Art and Architecture, Author Essays, Interviews, and Excerpts, Books for the News

RIP JSG Boggs (1954/55–2017)

In 1992 New Yorker critic Lawrence Weschler published Boggs: A Comedy of Values, which made the case for idiosyncratic conceptual artist JSG Boggs (1954/55–2017), whose work fabricated both a physical variety of currencies and the notion of legal tender, when Boggs tried to cash his bills in for goods and services. Boggs died this past week, and was duly eulogized, by both his hometown paper and the art world, and each offer up some details that enhance his story, perfect fodder for a world sorting out “alternate facts” from the “fake news.”

From the Tampa Bay Times:

Mr. Boggs’s full name was James Stephen George Boggs, but he was better known as J.S.G. Boggs and often just as “Boggs.” His art was all about money.

It consisted, in fact, of exquisitely detailed, exact-sized reproductions of American dollars, English pounds and Swiss francs — though with one side left blank and key features drawn with an off-kilter twist.

The George Washingtons on his “Boggs bills” sometimes faced the wrong way. Some were drawn laughing. Others crying. On some notes, Mr. Boggs’ own face appeared in place of the dead presidents. Others he signed above phrases like “crazy cash” or “for what it’s worth.”

Often it was worth more than enough to bring Mr. Boggs meals, art supplies, cab fare, clothes, rented flats, even legal services and stocks and bonds.

From Artnet:

Boggs ran afoul of the Secret Service when they learned of a plan to put $1 million in face value of photocopied Boggs bills into circulation into Pittsburgh, while he was serving a residency at Carnegie Mellon University, in hopes that recipients would continue circulating them in ongoing transactions. The Secret Service quashed the project by pressuring area businesses and collectors by threatening them with prosecution if they participated, says the artist.

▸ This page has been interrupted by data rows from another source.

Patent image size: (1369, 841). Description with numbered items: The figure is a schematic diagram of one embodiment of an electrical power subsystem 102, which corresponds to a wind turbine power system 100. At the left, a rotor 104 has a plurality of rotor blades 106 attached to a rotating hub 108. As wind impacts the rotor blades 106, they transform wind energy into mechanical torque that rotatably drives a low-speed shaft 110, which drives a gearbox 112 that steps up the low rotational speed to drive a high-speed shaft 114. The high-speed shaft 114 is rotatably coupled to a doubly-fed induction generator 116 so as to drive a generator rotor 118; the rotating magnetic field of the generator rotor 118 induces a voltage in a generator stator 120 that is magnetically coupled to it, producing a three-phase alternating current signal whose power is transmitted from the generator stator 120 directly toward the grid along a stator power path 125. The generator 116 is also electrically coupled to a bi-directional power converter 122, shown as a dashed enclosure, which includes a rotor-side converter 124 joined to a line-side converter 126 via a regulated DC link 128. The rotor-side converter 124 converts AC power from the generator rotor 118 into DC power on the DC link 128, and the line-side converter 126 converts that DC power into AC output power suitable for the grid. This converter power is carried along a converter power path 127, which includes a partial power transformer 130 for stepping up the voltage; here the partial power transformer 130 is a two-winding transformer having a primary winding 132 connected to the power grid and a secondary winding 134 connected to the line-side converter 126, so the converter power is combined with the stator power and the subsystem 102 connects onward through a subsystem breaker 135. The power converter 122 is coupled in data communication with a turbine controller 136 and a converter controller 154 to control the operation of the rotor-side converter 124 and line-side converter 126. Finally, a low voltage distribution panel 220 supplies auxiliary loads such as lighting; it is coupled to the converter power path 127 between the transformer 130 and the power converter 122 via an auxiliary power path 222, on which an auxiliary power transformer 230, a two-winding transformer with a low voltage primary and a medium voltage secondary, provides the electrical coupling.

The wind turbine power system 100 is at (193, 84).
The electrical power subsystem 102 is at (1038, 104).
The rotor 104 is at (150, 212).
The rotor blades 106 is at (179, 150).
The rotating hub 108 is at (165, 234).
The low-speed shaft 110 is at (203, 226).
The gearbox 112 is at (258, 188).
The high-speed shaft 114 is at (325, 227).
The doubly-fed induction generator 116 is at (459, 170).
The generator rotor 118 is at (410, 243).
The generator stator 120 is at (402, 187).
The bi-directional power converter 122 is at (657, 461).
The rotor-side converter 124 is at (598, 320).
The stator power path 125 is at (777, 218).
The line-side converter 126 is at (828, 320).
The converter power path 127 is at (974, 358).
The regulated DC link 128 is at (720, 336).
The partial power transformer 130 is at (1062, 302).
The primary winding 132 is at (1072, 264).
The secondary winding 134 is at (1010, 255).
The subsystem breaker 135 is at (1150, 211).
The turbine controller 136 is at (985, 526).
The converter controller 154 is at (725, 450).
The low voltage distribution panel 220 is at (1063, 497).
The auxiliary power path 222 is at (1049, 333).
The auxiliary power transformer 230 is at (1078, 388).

Secret Service agents then raided his studio and seized large quantities of his works. When Boggs sued to get them back, a legal case resulted, in which, the artist told Weschler, lawyers argued over whether his works were more fruitfully compared to pornography, which might be protected under free speech laws, or to hard drugs, for whose return no one would have the nerve to sue the government. He had also been tried in courts in London and Sydney.